Topologically Crazy for my Future Baby

On or about July 3rd 2017 my wife and I are expecting our first child.

Naming your child is one of the biggest decisions faced by parents and one that can change the course of your child's life. Preparation become doubly more difficult when you are one of the select few who want to be surprised by your new born's gender, a decision my wife and I made. Whether you know the gender ahead of time or not, naming your child is a task that both deciding parties can have widely diverging views on. It is also a decision, whenever and however it is made, both parties need to feel good about when it is all said and done. Needless to say it is typically a challenging process. As my wife and I ventured down the path of exploring baby names I hypothesized that data and machine learning may be a fun tool and powerful to assist me and possibly even my wife in this difficult process.

Being an evangelist for topological data analysis [TDA] I thought may work to generate baby names. Adding fuel to the fire, in early March of 2017 I discovered a relatively new topological data analysis algorithm called Growing Neural Gas [GNG] that I was excited to explore. As I mentally prepared for impending commencement of baby name negotiations I decided learn how to use Growing Gas algorithim and then mix its results with the SOMs I often use to cluster and explore data and see if this crazy pair may help me find names I like for my future daugher or son.

Here is how I did it.

First thing I needed was data. For that I built a function that downloads and munges the a long history of U.S. baby names from the Social Security Administration [1881 to 2015]. Once you have the data you need to make it friendly for topological data analysis which means each row has to represent an item, in this case a name, and all the columns must be numeric features.
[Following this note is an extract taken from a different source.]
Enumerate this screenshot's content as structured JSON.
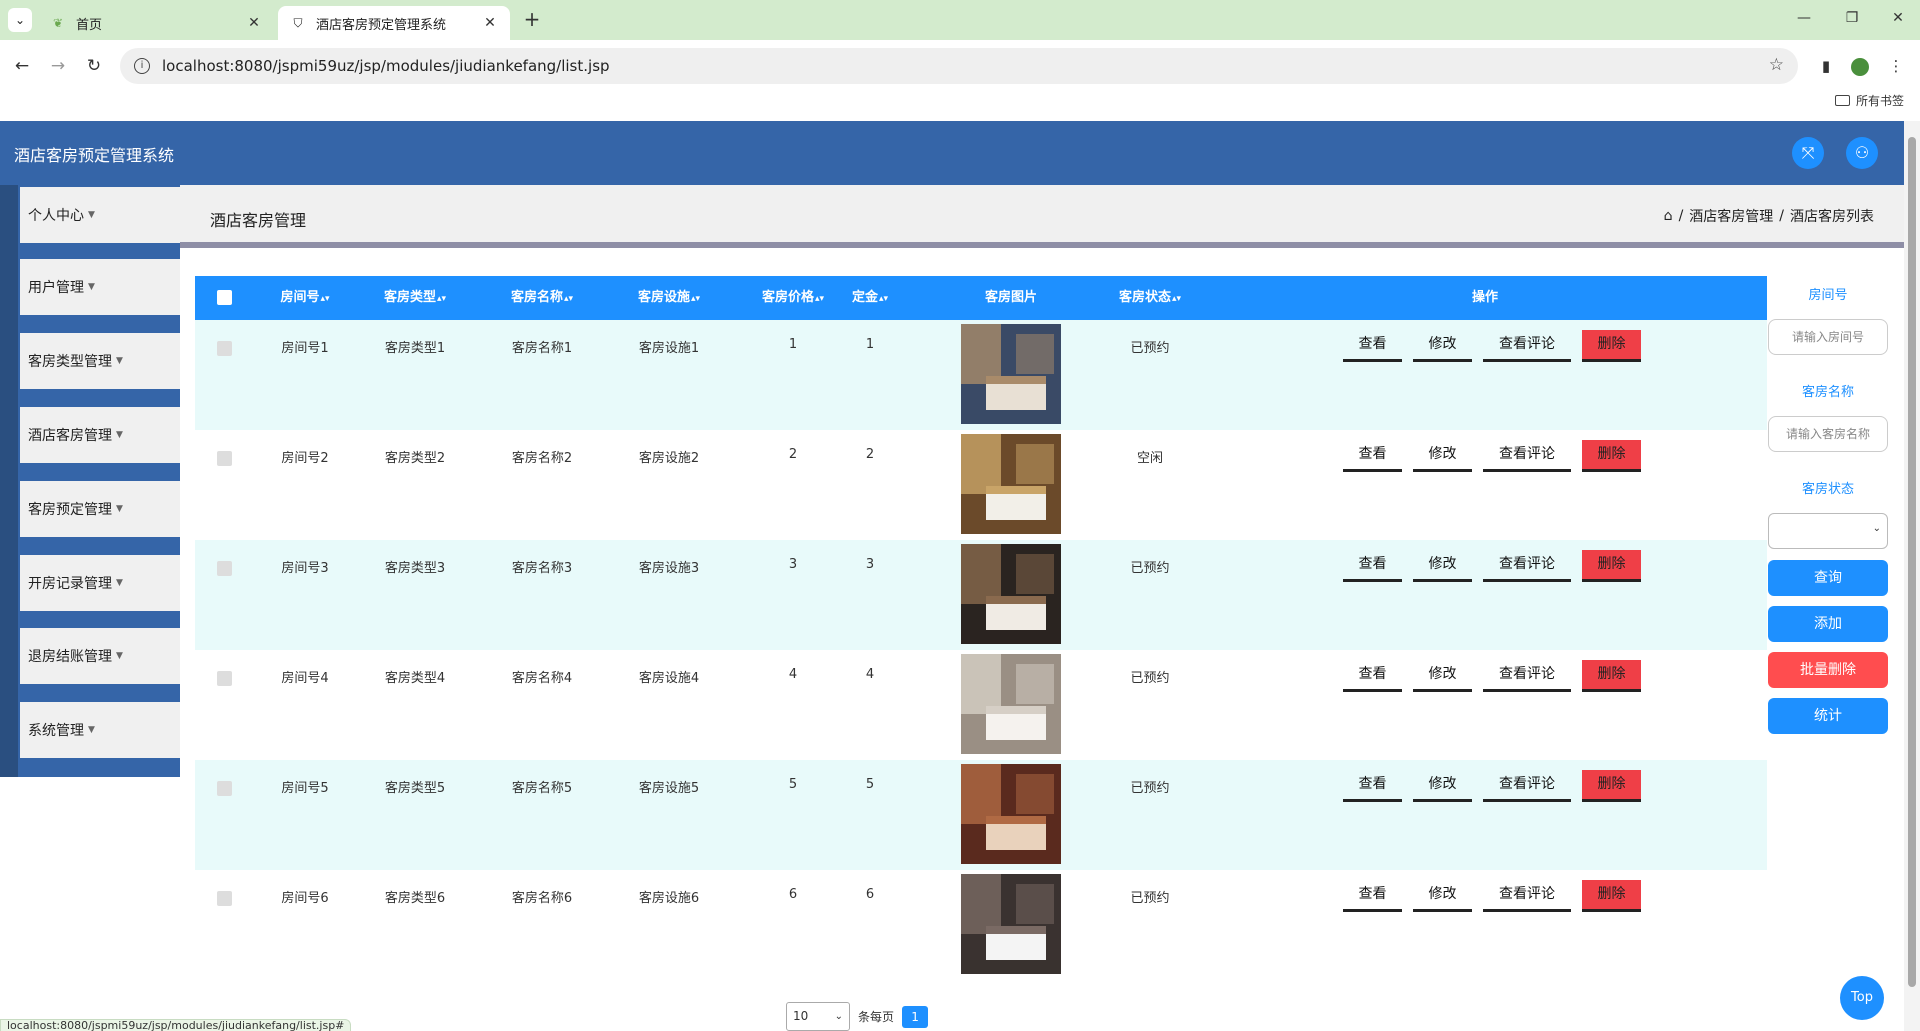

To do that I first filtered out any baby names that appeared in less than 15 unique years. Next you must make sure the data is normailzed, which in this case means making sure that numeric counts are represented as portion. The next and most crucial part was to take this relatively sparse set of data by year and make it more robust. To do that I settled on a bunch of calculations that encompass a name's popularity within a decade. I subjectively settled on the minimum, maximum, standard deviation and overall proportion of appearances for each name by decade. Next, I created the final input matrix by joining together the decade data with information about how often the name appeared since 1881 and the actual proportions of each name for each year. Finally I scaled the huge 235 by 13,851 [boys] and 235 by 21,886 [girls] feature matrices to a mean zero.

I was locked and loaded with the everything I needed to explore my hypothesis. I ran the matrix through by both the SOM [using the Kohohen package in R] and the GNG [using the gmum.r package in R] algorithms both of which produced codebooks that included a group for every name. This task takes up to an hour for each gender because the SOM calculations are VERY slow {if you just do GNG it takes only a few seconds!!}. Finally I joined the respective codebooks to the original data and ran a quick calculation to find the optimal number of clusters for the data using a scree plot. I had what I set out to explore

Before arming myself for negotiations with the wife and rant to my friends about the mind blowing amazingness of topological data analysis I wanted to build a tool that would make it easy to visualize explore those names and relationships. To do that I built a function (the output of which you see at the end of the page) which lets the user input names for a given gender, define the distance of the groups they want to see and explore the results interactively through a hierarchy.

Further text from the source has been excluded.